When using Container Runtime for ML in a Snowflake Notebook, a sharded data connector is available to allow each process in distributed training to read a subset of the data.

snowflake.ml.data_sharded_data_connector.ShardedDataConnector

A data connector subclass that is used to shard data for distributed training.

Data is sharded automatically into the number of partitions that matches the world_size of the distributed trainer. Call get_shard within a Snowflake training context to retrieve the shard associated with that worker process.

Example usage:

# Load from Snowpark Dataframe
df = session.table("TRAIN_DATA_TABLE")
train_data = ShardedDataConnector.from_dataframe(df)

# Pass to pytorch trainer to retrieve shard in training function.
def train_func():
    dataset_map = context.get_dataset_map()
    training_data = dataset_map["train"].get_shard().to_torch_dataset()

pytroch_trainer = PyTorchTrainer(
    train_func=train_func,
)

pytroch_trainer.run(
    dataset_map=dict(
        train=train_data
    )
)
Copy

Methods:

classmethod from_dataframe

Creates a sharded data connector from a Snowpark DataFrame.

Args:

df: snowpark.DataFrame

Dataframe to be read and sharded.

ingestor_class: DataIngestor

DataIngestor class to use for reading the dataset.

equal: bool

If True, each shard has the same number of rows. Some rows may be dropped. If False, each shard has a roughly equal number of rows, but some shards may have more rows than others.

classmethod from_dataset

Creates a sharded data connector from a Snowflake Dataset.

Args:

ds: dataset_dataset

Dataset to be read and sharded.

ingestor_class: DataIngestor

DataIngestor class to use for reading the dataset.

equal: bool

If True, each shard has the same number of rows. Some rows may be dropped. If False, each shard has a roughly equal number of rows, but some shards may have more rows than others.

classmethod from_sources

Creates a sharded data connector from a list of Snowflake DataSources. A DataSource may be either a Snowpark DataFrame or a Dataset.

Args:

sources: List[DataSource]

List of DataSources to be read and sharded.

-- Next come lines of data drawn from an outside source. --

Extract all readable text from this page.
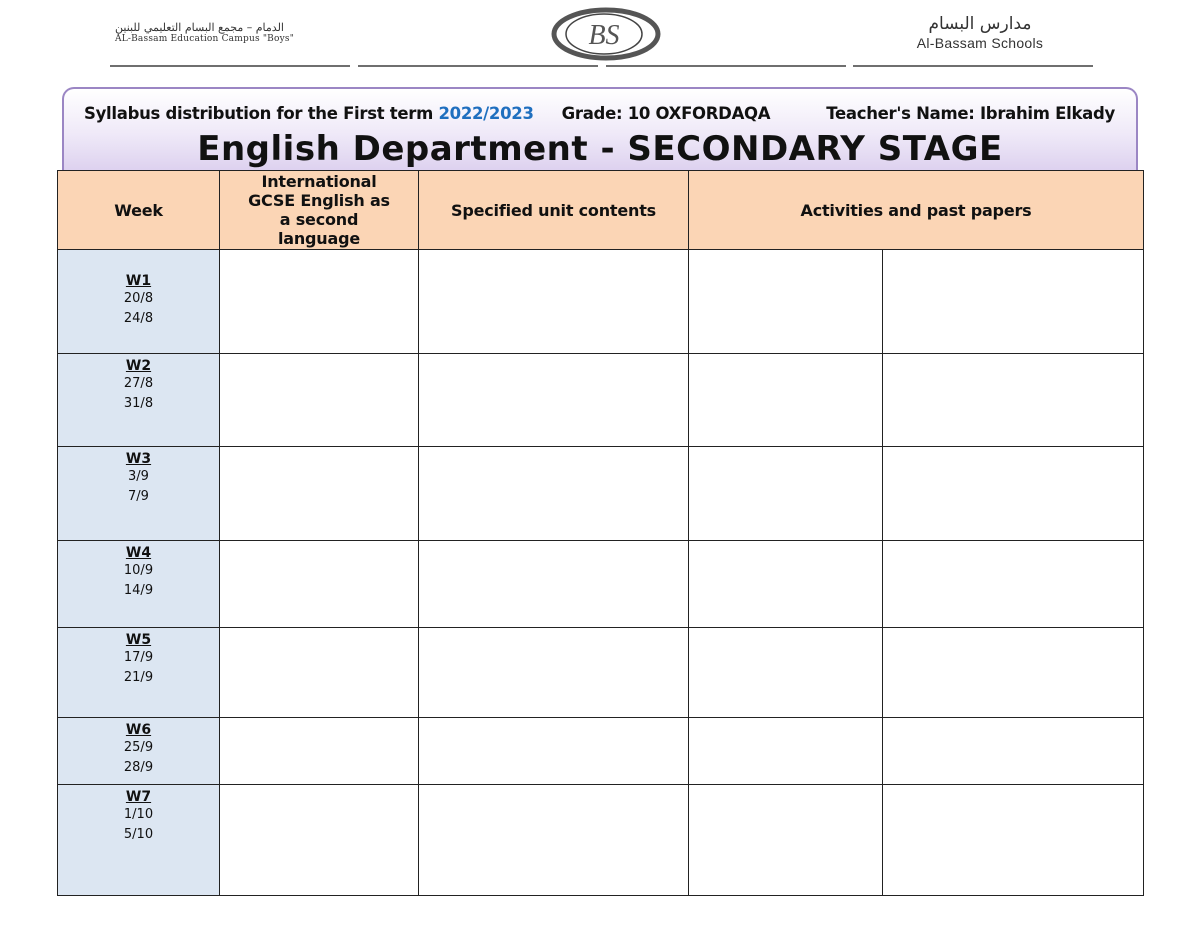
الدمام – مجمع البسام التعليمي للبنين
AL-Bassam Education Campus "Boys"	BS	مدارس البسام
Al-Bassam Schools
Syllabus distribution for the First term 2022/2023 Grade: 10 OXFORDAQA	Teacher's Name: Ibrahim Elkady
English Department - SECONDARY STAGE
Week	International GCSE English as a second language	Specified unit contents	Activities and past papers	

W1
20/8
24/8				

W2
27/8
31/8				

W3
3/9
7/9				

W4
10/9
14/9				

W5
17/9
21/9				

W6
25/9
28/9				

W7
1/10
5/10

ingestor_class: DataIngestor

DataIngestor class to use for reading the dataset.

equal: bool

If True, each shard has the same number of rows. Some rows may be dropped. If False, each shard has a roughly equal number of rows, but some shards may have more rows than others.

get_shard -> DataConnector

Retrieves the shard of data associated with the rank of the calling process, allowing each process to retrieve its specific shard.